Figure 3.

Mutations of E262 and R258 residues do not impair HNF4α2 DNA binding. (A) DNA binding of HNF4α2 mutants to the ³²P-labelled HNF4α response element of the HNF1α promoter (HNF1 site). Control of in vitro synthesis of wild-type and mutated HNF4α2, used in EMSA, is shown in the insert (values on the right end indicate molecular size markers). The graph indicates means ± SE of mutated HNF4α2 DNA binding relative to that of the wild-type protein from three independent experiments. (B) Specificity of binding. Unprogrammed reticulocyte lysate (mock) yielded no shifted band.

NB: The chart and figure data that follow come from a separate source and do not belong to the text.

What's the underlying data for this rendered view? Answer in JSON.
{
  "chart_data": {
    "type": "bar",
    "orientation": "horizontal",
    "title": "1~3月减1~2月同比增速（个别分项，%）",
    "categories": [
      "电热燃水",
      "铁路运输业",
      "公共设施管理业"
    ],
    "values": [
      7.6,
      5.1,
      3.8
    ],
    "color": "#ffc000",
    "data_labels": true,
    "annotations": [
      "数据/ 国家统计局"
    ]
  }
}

Supershifting was performed in the presence of the specific α455 HNF4α antiserum. (C) EMSA performed with a constant amount of HNF4α2 WT or HNF4α2-E262A and increasing amounts of labelled HNF1 probe. (D) HNF4α2-E262A did not bind as a monomer to the half-site of the HNF4α response element (HNF1 mt). (E) Competition experiments with COUP-TFII ΔAB. EMSA were performed on the HNF4 response element of the apoCIII promoter (CIIIB site) using in vitro synthesised HNF4α2 WT or HNF4α2-E262A and increasing amounts of the competitor COUP-TFII ΔAB. The amount of reticulocyte lysate in each lane was held constant by the appropriate addition of unprogrammed lysate. The positions of HNF4α2 and COUP-TFII ΔAB homodimers bound to DNA are indicated.